Weiterhin ist unstreitig, dass der damalige Vorstandsvorsitzende der Klägerin bereits im Rahmen einer Vorstandssitzung unter Teilnahme des Beklagten am 16.4.1999 auf eine erschreckend hohe Zahl von Bestechungsfällen im Ausland hingewiesen hatte.
Auch in der Folgezeit erhielten die Vorstandsmitglieder einschließlich des Beklagten immer wieder Kenntnis von Korruptionsfällen bei der Klägerin. Nach dem vom Beklagten nicht bestrittenen und damit gemäß § 138 Abs. 3 ZPO als zugestanden geltenden Vortrag der Klägerin erhielt er im November 2003 das Memorandum der amerikanischen Anwaltskanzlei K... LLP über mögliche Konsequenzen hinsichtlich des Falles E.... Ebenso unstreitig erfolgten im Spätsommer 2003 Hinweise der Abschlussprüfer von K... für den Com-Bereich auf die Abhebung größerer Geldbeträge an der Kasse in der Hofmannstraße. Ebenso erhielt der Beklagte im November 2003 den Vermerk von Herrn Dr. M... über Vorgänge in Nigeria und die Schwächen des Compliance-Systems.
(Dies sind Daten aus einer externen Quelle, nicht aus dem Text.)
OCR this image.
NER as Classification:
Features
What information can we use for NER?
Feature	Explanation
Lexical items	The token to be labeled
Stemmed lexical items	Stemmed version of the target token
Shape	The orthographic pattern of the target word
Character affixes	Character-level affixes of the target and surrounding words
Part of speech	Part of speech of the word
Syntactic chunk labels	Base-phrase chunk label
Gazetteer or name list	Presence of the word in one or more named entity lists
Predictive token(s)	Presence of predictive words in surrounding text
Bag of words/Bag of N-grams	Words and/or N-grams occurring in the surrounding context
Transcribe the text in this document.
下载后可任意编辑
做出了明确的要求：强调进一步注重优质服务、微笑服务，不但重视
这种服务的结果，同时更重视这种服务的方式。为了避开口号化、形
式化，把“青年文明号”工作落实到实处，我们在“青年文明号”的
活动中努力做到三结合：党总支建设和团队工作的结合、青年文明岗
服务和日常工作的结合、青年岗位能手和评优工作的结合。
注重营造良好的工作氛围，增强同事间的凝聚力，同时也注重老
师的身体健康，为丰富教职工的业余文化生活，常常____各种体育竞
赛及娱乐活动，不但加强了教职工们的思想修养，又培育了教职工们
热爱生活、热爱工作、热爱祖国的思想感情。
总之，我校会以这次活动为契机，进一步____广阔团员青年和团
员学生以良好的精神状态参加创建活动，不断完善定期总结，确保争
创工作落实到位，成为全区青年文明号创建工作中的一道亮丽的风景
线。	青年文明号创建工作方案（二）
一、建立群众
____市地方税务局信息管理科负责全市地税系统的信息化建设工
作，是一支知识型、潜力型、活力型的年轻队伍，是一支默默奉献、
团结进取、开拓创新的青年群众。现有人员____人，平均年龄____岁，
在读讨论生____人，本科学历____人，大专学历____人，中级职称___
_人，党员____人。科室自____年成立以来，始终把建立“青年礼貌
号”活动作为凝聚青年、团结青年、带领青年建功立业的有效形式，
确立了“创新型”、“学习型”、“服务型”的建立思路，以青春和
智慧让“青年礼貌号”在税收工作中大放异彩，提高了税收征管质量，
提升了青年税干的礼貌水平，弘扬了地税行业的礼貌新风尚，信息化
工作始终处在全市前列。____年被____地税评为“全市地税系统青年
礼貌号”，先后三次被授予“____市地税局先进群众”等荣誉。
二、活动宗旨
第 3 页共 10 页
Gerade weil dem Vorstand und dem Beklagten immer wieder verdächtigte Fälle von Bestechungszahlungen geschildert wurden, hätte es einer Überprüfung der Effizienz des bestehenden Compliance-Systems bedurft. Hinreichende Maßnahmen zur Verbesserung wurden allerdings nicht veranlasst.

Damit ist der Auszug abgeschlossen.